Diante “do flagelo da Segunda Guerra Mundial, emerge a necessidade de reconstrução do valor dos direitos humanos como paradigma e referencial ético a orientar a ordem internacional” (PIOVESAN, 2009, p. 27). Assim, no período pós Segunda Guerra, com a democratização do direito internacional e com o surgimento da ONU acentuaram-se as limitações da soberania do Estado-nação. A soberania passou a ser relativa pela subordinação do Estado-nação à ordem jurídica internacional, sendo instituídas obrigações e

responsabilidades quanto à garantia de direitos às pessoas sujeitas à sua jurisdição. Ou seja, o Estado passou a ter o dever de respeitar os direitos humanos dos seus cidadãos.

Numa concepção contemporânea, na qualidade de “reivindicações morais, os direitos humanos nascem quando devem e podem nascer” (PIOVESAN, 2009, p. 119), não nasceram todos de uma vez, nem de uma vez por todas (BOBBIO, 2004). Assim, não são um dado, mas uma construção, uma invenção humana em constante processo de construção e reconstrução (ARENDT, 1979), compondo-se numa racionalidade de resistência, na medida em que traduzem processos que abrem e consolidam espaços de luta pela dignidade humana, invocando uma plataforma emancipatória voltada à sua proteção (FLORES, 2004).

No pós-guerra houve o surgimento do Direito Internacional dos Direitos Humanos e “seu desenvolvimento pode ser atribuído às monstruosas violações de direitos humanos da era Hitler e à crença de que parte dessas violações poderia ser prevenida, se um efetivo sistema de proteção internacional de direitos humanos existisse” (PIOVESAN, 2009, p. 27). Posteriormente, surgiram organismos e documentos internacionais de proteção aos direitos humanos, como se deu com a criação da ONU em 1945 e posteriormente, em 1948, com a Declaração Universal dos Direitos Humanos.

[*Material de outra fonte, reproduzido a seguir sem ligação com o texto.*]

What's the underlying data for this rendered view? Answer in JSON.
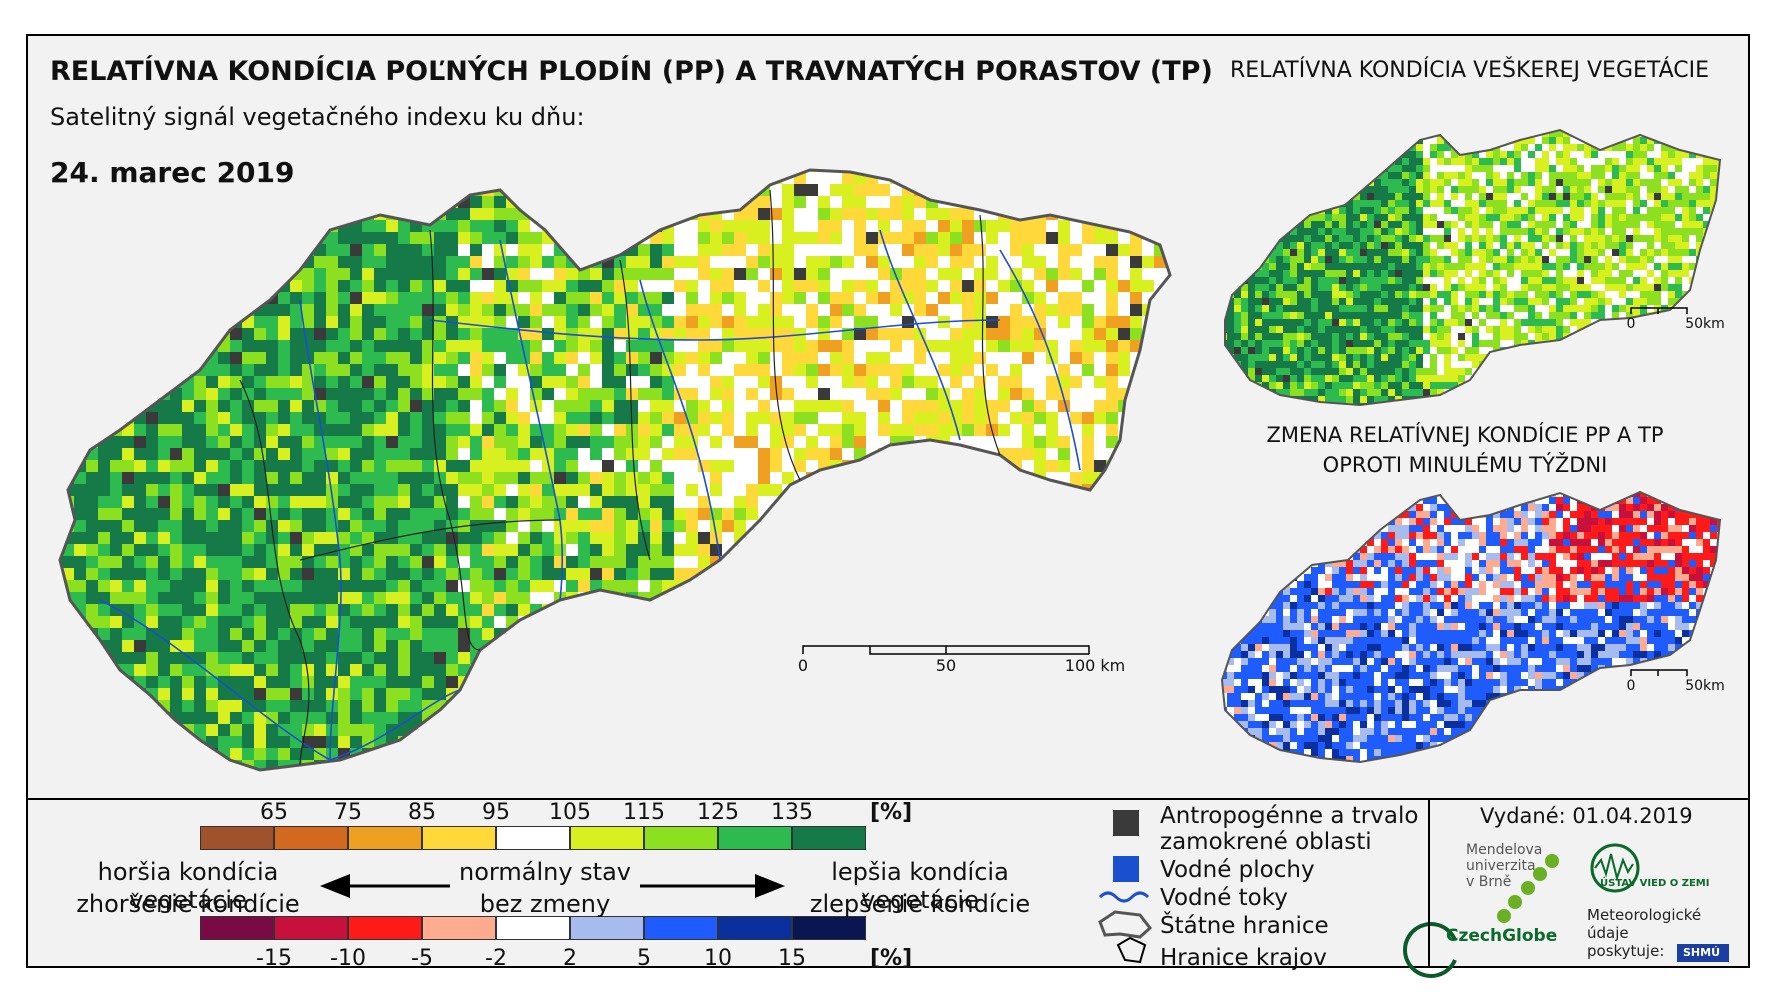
{
  "title": "RELATÍVNA KONDÍCIA POĽNÝCH PLODÍN (PP) A TRAVNATÝCH PORASTOV (TP)",
  "subtitle": "Satelitný signál vegetačného indexu ku dňu:",
  "date": "24. marec 2019",
  "right_top_title": "RELATÍVNA KONDÍCIA VEŠKEREJ VEGETÁCIE",
  "right_bottom_title_line1": "ZMENA RELATÍVNEJ KONDÍCIE PP A TP",
  "right_bottom_title_line2": "OPROTI MINULÉMU TÝŽDNI",
  "main_scalebar": {
    "labels": [
      "0",
      "50",
      "100 km"
    ]
  },
  "small_scalebar": {
    "labels": [
      "0",
      "50km"
    ]
  },
  "condition_legend": {
    "unit": "[%]",
    "tick_labels": [
      "65",
      "75",
      "85",
      "95",
      "105",
      "115",
      "125",
      "135"
    ],
    "colors": [
      "#a0522d",
      "#d2691e",
      "#f0a020",
      "#ffd83a",
      "#ffffff",
      "#d8f020",
      "#8de020",
      "#2dbb50",
      "#157a48"
    ]
  },
  "change_legend": {
    "unit": "[%]",
    "tick_labels": [
      "-15",
      "-10",
      "-5",
      "-2",
      "2",
      "5",
      "10",
      "15"
    ],
    "colors": [
      "#7a0a45",
      "#c8103c",
      "#ff1a1a",
      "#ffab90",
      "#ffffff",
      "#a8bbee",
      "#1e5cff",
      "#0a2f9e",
      "#0a1650"
    ]
  },
  "arrow_labels": {
    "worse_condition": "horšia kondícia vegetácie",
    "worsened_condition": "zhoršenie kondície",
    "normal_state": "normálny stav",
    "no_change": "bez zmeny",
    "better_condition": "lepšia kondícia vegetácie",
    "improved_condition": "zlepšenie kondície"
  },
  "map_key": {
    "anthropogenic": "Antropogénne a trvalo",
    "anthropogenic_line2": "zamokrené oblasti",
    "water_areas": "Vodné plochy",
    "water_streams": "Vodné toky",
    "state_borders": "Štátne hranice",
    "region_borders": "Hranice krajov"
  },
  "issued": "Vydané: 01.04.2019",
  "logos": {
    "mendel": "Mendelova\nuniverzita\nv Brně",
    "czechglobe": "CzechGlobe",
    "ustav": "ÚSTAV VIED O ZEMI",
    "provided_by": "Meteorologické\núdaje\nposkytuje:",
    "shmu": "SHMÚ"
  },
  "palette": {
    "map_fill": [
      "#157a48",
      "#2dbb50",
      "#8de020",
      "#d8f020",
      "#ffffff",
      "#ffd83a",
      "#f0a020"
    ],
    "change_fill": [
      "#1e5cff",
      "#0a2f9e",
      "#a8bbee",
      "#ffffff",
      "#ffab90",
      "#ff1a1a",
      "#c8103c"
    ],
    "water": "#1a4fd0",
    "anthro": "#3a3a3a"
  }
}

Foi necessária a criação de outros dois documentos internacionais pela ONU, em 1966: o Pacto Internacional dos Direitos Civis e Políticos e o Pacto Internacional de Direitos Econômicos, Sociais e Culturais, os quais significaram uma abertura para que começasse a incluir, sistematicamente, questões relativas ao reconhecimento de direitos culturais na agenda internacional dos direitos humanos. Nesse viés, o paradigma contemporâneo dos direitos humanos encontra-se engajado às questões relacionadas à diversidade cultural, isso por que “na contemporaneidade, de fato, a cultura importa e parece fazer toda diferença” (VIEIRA, 2009, p. 16).

E na contemporaneidade o reconhecimento de direitos culturais importa porque devido a interação cultural com o avanço do processo de globalização, o mundo humano ficou menor nas suas relações de alcance geográfico, mas extremamente complexo na sua articulação histórica, estruturação econômica e dimensão política (SIDEKUM, 2003, p. 249).

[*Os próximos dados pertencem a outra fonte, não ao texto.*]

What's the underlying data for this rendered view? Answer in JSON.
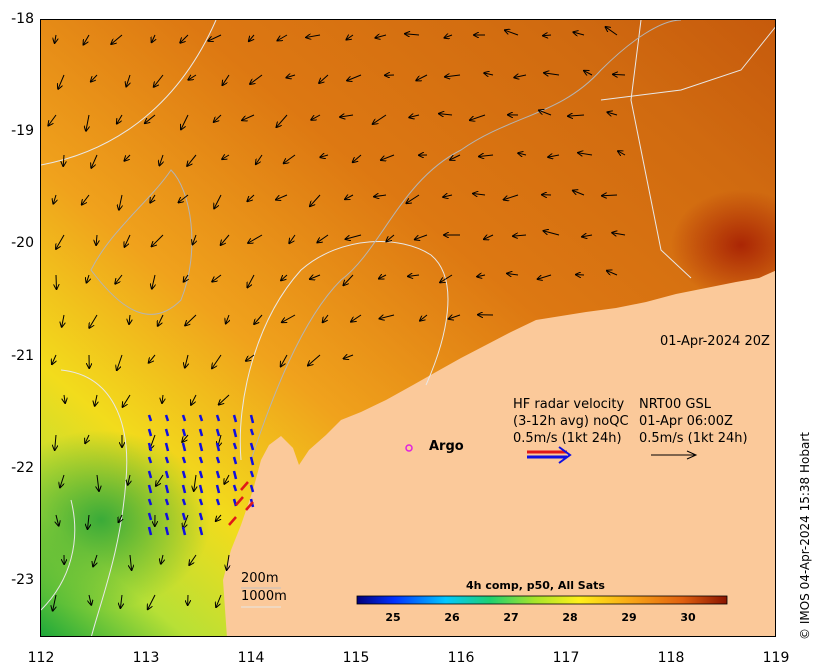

E ainda, no decorrer da história, o homem teve sua existência marcada por instabilidades e mazelas, o que acabou abalando a crença em seu semelhante, dando azo a uma nova consciência coletiva, capaz de abrir o debate acerca da possibilidade de efetiva proteção do direito à diversidade. Assim, “a expansão e a generalização da proteção internacional dos direitos humanos também possibilitaram que se voltasse a atenção aos

direitos atinentes a distintas categorias de pessoas protegidas, tidas como necessitadas de proteção especial” (CANÇADO TRINDADE, 1991, p. 39).

Nesse cenário, a proteção do direito à diversidade ganhou destaque em âmbito internacional. Se na Modernidade triunfante o Estado-nação atuou longamente como o principal agente ordenador da vida social, uniformizando e homogeneizando temporalidades, gestos e falas. Na contemporaneidade a esfera cultural parece assumir um lugar cada vez mais central na organização da vida em sociedade. Nesse sentido, torna-se o palco privilegiado onde se travam as lutas de afirmação das identidades e de reconhecimento das diferenças e se ergue a bandeira em nome da diversidade das expressões culturais (VIEIRA, 2009).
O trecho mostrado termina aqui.